I would stop short of saying that the GAO “held” that the CFPB is non-appropriated. Rather, it seems to accept the CFPB’s characterization of “non-appropriated” funding at face value, before concluding that such “non-appropriated” status is ultimately irrelevant to the GAO’s jurisdiction over the CFPB.
Then again, the GAO summarizes its own ruling in fairly blunt terms: the CFPB is subject to the GAO’s jurisdiction “even though it is funded by nonappropriated funds.”
The GAO’s ruling is no great surprise—as I noted in my earlier post, the GAO seems to have long treated the CFPB as a “non-appropriated” agency.
Still, it would be interesting to see the CFPB’s 2016 brief to the GAO, to see exactly how the CFPB described its “non-appropriated” status then.
It is one thing for the CFPB and Justice Department to simply not be candid to the Supreme Court about the fact that the agency’s own financial reports and other statements are inconsistent with the agency’s legal arguments to the justices.

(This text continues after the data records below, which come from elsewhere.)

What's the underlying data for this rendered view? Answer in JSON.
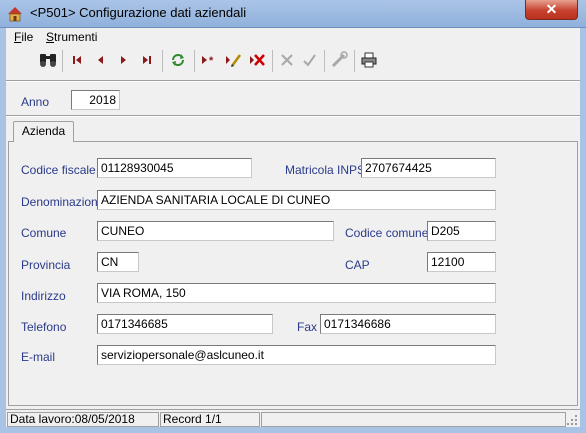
{
  "window": {
    "title": "<P501> Configurazione dati aziendali",
    "close_label": "✕"
  },
  "menu": {
    "file": "File",
    "tools": "Strumenti"
  },
  "toolbar": {
    "icons": [
      "search-icon",
      "first-record-icon",
      "prev-record-icon",
      "next-record-icon",
      "last-record-icon",
      "refresh-icon",
      "new-record-icon",
      "edit-record-icon",
      "delete-record-icon",
      "cancel-icon",
      "confirm-icon",
      "tools-icon",
      "print-icon"
    ]
  },
  "anno": {
    "label": "Anno",
    "value": "2018"
  },
  "tabs": [
    {
      "label": "Azienda"
    }
  ],
  "form": {
    "codice_fiscale": {
      "label": "Codice fiscale",
      "value": "01128930045"
    },
    "matricola_inps": {
      "label": "Matricola INPS",
      "value": "2707674425"
    },
    "denominazione": {
      "label": "Denominazione",
      "value": "AZIENDA SANITARIA LOCALE DI CUNEO"
    },
    "comune": {
      "label": "Comune",
      "value": "CUNEO"
    },
    "codice_comune": {
      "label": "Codice comune",
      "value": "D205"
    },
    "provincia": {
      "label": "Provincia",
      "value": "CN"
    },
    "cap": {
      "label": "CAP",
      "value": "12100"
    },
    "indirizzo": {
      "label": "Indirizzo",
      "value": "VIA ROMA, 150"
    },
    "telefono": {
      "label": "Telefono",
      "value": "0171346685"
    },
    "fax": {
      "label": "Fax",
      "value": "0171346686"
    },
    "email": {
      "label": "E-mail",
      "value": "serviziopersonale@aslcuneo.it"
    }
  },
  "status": {
    "data_lavoro": "Data lavoro:08/05/2018",
    "record": "Record 1/1"
  },
  "colors": {
    "label": "#2a3a8a",
    "titlebar": "#9bb8e0",
    "close": "#c7432f"
  }
}
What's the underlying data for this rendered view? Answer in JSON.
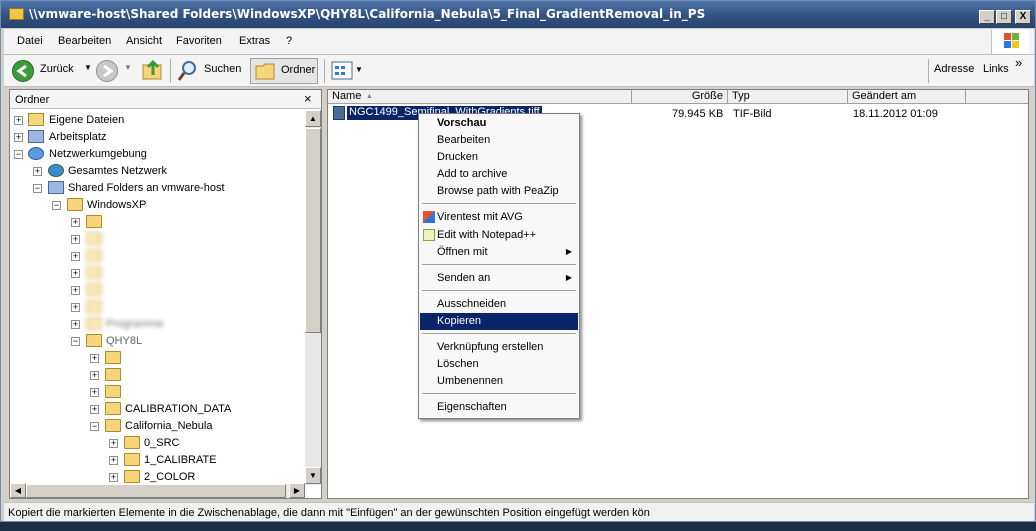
{
  "window": {
    "title": "\\\\vmware-host\\Shared Folders\\WindowsXP\\QHY8L\\California_Nebula\\5_Final_GradientRemoval_in_PS",
    "minimize": "_",
    "maximize": "□",
    "close": "X"
  },
  "menubar": {
    "items": [
      "Datei",
      "Bearbeiten",
      "Ansicht",
      "Favoriten",
      "Extras",
      "?"
    ]
  },
  "toolbar": {
    "back_label": "Zurück",
    "search_label": "Suchen",
    "folders_label": "Ordner",
    "address_label": "Adresse",
    "links_label": "Links",
    "more": "»"
  },
  "folder_pane": {
    "title": "Ordner",
    "close": "×",
    "tree": [
      {
        "label": "Eigene Dateien",
        "exp": "+"
      },
      {
        "label": "Arbeitsplatz",
        "exp": "+"
      },
      {
        "label": "Netzwerkumgebung",
        "exp": "−"
      },
      {
        "label": "Gesamtes Netzwerk",
        "exp": "+"
      },
      {
        "label": "Shared Folders an vmware-host",
        "exp": "−"
      },
      {
        "label": "WindowsXP",
        "exp": "−"
      },
      {
        "label": "",
        "exp": "+"
      },
      {
        "label": "",
        "exp": "+"
      },
      {
        "label": "",
        "exp": "+"
      },
      {
        "label": "",
        "exp": "+"
      },
      {
        "label": "",
        "exp": "+"
      },
      {
        "label": "",
        "exp": "+"
      },
      {
        "label": "Programme",
        "exp": "+"
      },
      {
        "label": "QHY8L",
        "exp": "−"
      },
      {
        "label": "",
        "exp": "+"
      },
      {
        "label": "",
        "exp": "+"
      },
      {
        "label": "",
        "exp": "+"
      },
      {
        "label": "CALIBRATION_DATA",
        "exp": "+"
      },
      {
        "label": "California_Nebula",
        "exp": "−"
      },
      {
        "label": "0_SRC",
        "exp": "+"
      },
      {
        "label": "1_CALIBRATE",
        "exp": "+"
      },
      {
        "label": "2_COLOR",
        "exp": "+"
      }
    ]
  },
  "file_list": {
    "columns": [
      "Name",
      "Größe",
      "Typ",
      "Geändert am"
    ],
    "rows": [
      {
        "name": "NGC1499_Semifinal_WithGradients.tiff",
        "size": "79.945 KB",
        "type": "TIF-Bild",
        "modified": "18.11.2012 01:09"
      }
    ]
  },
  "context_menu": {
    "items": [
      {
        "label": "Vorschau"
      },
      {
        "label": "Bearbeiten"
      },
      {
        "label": "Drucken"
      },
      {
        "label": "Add to archive"
      },
      {
        "label": "Browse path with PeaZip"
      },
      {
        "label": "Virentest mit AVG"
      },
      {
        "label": "Edit with Notepad++"
      },
      {
        "label": "Öffnen mit"
      },
      {
        "label": "Senden an"
      },
      {
        "label": "Ausschneiden"
      },
      {
        "label": "Kopieren"
      },
      {
        "label": "Verknüpfung erstellen"
      },
      {
        "label": "Löschen"
      },
      {
        "label": "Umbenennen"
      },
      {
        "label": "Eigenschaften"
      }
    ],
    "submenu_arrow": "▶"
  },
  "status": {
    "text": "Kopiert die markierten Elemente in die Zwischenablage, die dann mit \"Einfügen\" an der gewünschten Position eingefügt werden kön"
  },
  "colors": {
    "selection": "#0a246a",
    "titlebar": "#2f4f7e",
    "folder": "#f5d67a"
  }
}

It is quite another thing for the CFPB’s own legal officers to make inconsistent arguments, in legal briefs, to both the GAO and the courts.
Unfortunately, the CFPB’s brief is not publicly available. The GAO declined a FOIA request for the brief, and the CFPB has not responded (so far) to a similar FOIA request.
For those of us who study the CFPB, its funding structure, and its proper place in constitutional government, the CFPB’s 2016 brief would be of great interest. In the meantime, we’re left with the GAO’s description of the CFPB’s arguments, along with a decade’s worth of the CFPB’s other declarations that it is not funded by “appropriations,” which squarely contradict the CFPB’s new arguments to the courts.
Adam J. White is a senior fellow at the American Enterprise Institute and co-director of the Antonin Scalia Law School’s C. Boyden Gray Center for the Study of the Administrative State.